Darüber hinaus gab es in der Adventszeit des vergangenen Jahres, zum Mutter- und zum Männertag spezielle Aktionen des Familienzentrums, unter anderem einen (kontaktlosen und coronagerechten) Adventskalender vor der Brüderkirche und Adventsbasteltüten. Und Alleinerziehenden, die es in diesen Monaten besonders schwer hatten, gewährten die Mitarbeiterinnen da und dort spezielle zusätzliche Einfallhilfe. „Wenn die Mama eben dringend einen Termin wahrnehmen muss, dann gehen wir halt gern ein Stündchen mit dem Kind spazieren oder setzen uns auch mal – mit großem Abstand – auf eine Parkbank, um zu reden, was besonders gut tut, wenn man mit vielem alleine zurecht kommen muss.“

Als nach dem ersten Lockdown ab März 2020 in Richtung Frühsommer Lockerungen der Coronabeschränkungen möglich wurden, verlegte das Familienzentrum einen Teil seiner Angebote kurzerhand nach draußen an die frische Luft und lud beispielsweise die Krabbelgruppen bis Anfang September („zum Glück hatten wir im vergangenen Jahr fast immer Glück mit dem Wetter“) auf die Wiese an der Agneskirche ein. Auch die Pekip-Kurse konnten so weitergeführt werden. „Und das hat uns sehr gute Gruppen- und ganz neue Naturerfahrungen beschert“, schauen die beiden Frauen zufrieden auf diese Zwischenphase zurück. Dazu gehören auch jene Erfahrungen mit Sportkursangeboten, die auf einen Sportplatz im Stadtteil Nord verlagert worden waren.

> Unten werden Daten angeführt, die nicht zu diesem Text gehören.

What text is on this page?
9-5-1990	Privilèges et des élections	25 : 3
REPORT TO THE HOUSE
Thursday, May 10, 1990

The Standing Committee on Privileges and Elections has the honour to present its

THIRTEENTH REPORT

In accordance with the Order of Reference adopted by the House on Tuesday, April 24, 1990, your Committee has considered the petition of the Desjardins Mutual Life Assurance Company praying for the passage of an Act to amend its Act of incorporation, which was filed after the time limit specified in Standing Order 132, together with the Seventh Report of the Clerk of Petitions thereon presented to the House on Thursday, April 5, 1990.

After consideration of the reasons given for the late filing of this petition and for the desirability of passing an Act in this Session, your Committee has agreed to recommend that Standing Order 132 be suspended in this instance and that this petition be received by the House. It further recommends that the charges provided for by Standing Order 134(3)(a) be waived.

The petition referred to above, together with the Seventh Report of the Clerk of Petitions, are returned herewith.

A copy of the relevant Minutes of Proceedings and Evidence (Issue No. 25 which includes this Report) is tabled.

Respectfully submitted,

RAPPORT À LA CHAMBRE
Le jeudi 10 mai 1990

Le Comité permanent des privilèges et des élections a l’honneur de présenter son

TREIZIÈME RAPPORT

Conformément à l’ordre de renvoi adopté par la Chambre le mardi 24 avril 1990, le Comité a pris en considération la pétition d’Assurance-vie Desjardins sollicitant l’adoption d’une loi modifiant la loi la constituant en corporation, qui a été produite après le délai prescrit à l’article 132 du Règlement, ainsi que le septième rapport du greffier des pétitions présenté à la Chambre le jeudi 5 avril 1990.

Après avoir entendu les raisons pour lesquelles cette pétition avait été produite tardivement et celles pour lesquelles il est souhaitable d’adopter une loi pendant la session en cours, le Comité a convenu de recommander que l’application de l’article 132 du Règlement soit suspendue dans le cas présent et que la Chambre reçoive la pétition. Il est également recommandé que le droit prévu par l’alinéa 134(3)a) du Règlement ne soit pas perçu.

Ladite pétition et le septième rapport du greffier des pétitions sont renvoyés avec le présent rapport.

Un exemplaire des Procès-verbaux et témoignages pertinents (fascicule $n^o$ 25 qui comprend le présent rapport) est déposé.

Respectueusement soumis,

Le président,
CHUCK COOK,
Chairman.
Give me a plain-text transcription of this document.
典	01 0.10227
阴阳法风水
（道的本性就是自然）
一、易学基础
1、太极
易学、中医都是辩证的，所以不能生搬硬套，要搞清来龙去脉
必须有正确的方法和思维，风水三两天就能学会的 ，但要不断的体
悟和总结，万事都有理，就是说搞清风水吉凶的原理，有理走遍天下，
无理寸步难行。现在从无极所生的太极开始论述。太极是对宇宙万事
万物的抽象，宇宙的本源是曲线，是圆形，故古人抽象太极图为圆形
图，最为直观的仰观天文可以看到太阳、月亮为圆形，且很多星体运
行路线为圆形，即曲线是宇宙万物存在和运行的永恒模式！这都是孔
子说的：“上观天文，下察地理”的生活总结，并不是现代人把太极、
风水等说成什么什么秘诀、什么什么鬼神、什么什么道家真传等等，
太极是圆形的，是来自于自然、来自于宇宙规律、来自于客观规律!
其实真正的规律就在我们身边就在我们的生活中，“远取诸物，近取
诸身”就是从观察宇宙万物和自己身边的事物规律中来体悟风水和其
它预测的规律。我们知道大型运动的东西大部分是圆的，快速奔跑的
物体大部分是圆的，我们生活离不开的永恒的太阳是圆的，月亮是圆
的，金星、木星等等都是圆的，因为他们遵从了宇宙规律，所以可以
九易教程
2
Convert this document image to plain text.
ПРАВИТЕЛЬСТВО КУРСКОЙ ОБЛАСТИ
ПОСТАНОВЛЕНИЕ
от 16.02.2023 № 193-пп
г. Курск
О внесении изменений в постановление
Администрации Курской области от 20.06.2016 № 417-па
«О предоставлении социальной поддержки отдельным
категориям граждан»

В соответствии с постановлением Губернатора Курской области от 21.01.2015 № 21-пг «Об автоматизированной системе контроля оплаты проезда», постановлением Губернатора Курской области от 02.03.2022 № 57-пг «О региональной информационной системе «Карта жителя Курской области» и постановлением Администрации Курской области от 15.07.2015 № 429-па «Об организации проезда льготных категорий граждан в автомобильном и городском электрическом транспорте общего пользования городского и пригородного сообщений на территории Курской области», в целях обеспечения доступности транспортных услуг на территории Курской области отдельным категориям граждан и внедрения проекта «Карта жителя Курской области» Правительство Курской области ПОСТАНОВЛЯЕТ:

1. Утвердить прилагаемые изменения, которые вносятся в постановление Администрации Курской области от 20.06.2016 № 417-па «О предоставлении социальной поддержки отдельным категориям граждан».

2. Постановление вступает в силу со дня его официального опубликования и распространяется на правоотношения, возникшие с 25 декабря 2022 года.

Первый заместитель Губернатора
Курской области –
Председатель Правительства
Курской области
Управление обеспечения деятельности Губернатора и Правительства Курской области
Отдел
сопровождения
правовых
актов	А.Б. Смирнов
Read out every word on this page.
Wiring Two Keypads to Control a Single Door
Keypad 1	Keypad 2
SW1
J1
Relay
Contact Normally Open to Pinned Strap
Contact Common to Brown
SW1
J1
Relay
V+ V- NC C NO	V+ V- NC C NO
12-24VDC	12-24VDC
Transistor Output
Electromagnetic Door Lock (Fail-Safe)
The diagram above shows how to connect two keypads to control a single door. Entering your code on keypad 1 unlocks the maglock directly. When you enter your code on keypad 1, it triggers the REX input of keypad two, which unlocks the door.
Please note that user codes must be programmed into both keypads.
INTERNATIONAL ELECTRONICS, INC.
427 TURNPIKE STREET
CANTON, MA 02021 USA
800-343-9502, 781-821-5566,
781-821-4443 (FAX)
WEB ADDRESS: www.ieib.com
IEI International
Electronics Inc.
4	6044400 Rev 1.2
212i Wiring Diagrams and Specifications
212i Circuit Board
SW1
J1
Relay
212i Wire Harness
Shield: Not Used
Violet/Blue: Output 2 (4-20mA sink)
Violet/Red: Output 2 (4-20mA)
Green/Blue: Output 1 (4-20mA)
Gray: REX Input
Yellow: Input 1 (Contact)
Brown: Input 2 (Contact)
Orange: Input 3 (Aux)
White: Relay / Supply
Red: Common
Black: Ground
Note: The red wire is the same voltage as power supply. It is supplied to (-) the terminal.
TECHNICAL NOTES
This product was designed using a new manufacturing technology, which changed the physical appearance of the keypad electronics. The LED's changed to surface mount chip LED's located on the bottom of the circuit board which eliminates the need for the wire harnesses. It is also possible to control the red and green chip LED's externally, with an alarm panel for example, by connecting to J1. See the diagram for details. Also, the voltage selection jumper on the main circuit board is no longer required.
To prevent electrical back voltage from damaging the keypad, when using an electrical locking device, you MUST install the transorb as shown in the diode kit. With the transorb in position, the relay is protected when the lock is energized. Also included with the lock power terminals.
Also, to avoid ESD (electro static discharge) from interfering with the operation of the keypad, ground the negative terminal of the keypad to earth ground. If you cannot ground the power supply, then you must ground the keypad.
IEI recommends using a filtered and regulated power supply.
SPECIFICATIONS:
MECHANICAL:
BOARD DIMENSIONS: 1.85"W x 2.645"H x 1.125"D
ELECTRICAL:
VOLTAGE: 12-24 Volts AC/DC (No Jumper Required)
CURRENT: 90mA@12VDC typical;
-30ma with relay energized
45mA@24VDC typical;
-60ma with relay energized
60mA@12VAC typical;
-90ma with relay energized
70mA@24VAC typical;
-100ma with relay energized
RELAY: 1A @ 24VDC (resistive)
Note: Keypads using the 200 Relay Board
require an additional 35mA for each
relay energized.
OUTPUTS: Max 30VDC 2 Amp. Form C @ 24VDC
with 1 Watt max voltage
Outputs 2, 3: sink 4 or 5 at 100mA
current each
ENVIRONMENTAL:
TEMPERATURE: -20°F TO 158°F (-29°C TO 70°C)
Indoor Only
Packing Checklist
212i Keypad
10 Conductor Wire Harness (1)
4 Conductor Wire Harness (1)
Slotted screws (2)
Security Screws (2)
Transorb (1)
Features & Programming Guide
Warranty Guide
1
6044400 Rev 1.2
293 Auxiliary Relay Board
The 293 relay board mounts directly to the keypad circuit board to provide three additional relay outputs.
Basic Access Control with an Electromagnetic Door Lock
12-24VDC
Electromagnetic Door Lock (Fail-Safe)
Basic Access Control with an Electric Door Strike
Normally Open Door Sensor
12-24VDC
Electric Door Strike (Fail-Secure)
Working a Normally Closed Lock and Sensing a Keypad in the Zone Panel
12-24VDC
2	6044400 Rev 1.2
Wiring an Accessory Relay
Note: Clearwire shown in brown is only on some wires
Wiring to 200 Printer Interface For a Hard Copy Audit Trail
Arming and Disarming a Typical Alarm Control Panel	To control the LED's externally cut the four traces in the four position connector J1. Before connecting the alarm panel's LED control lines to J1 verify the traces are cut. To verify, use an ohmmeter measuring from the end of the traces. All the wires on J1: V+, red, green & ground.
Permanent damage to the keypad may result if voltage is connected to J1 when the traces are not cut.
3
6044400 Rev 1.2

Jenny Winter konnte ab September dann sogar wieder Musikkurse für Anderthalb- bis Dreijährige beginnen, doch ab November folgte bekanntlich der nächste Schlussstrich. Nun erlebte der hier schon ausgiebig besprochene Newsletter seine Premiere und Woche für Woche eine Neuauflage. Und auch andere Formen, nunmehr in Online-Distanz, wurden entwickelt und ausprobiert.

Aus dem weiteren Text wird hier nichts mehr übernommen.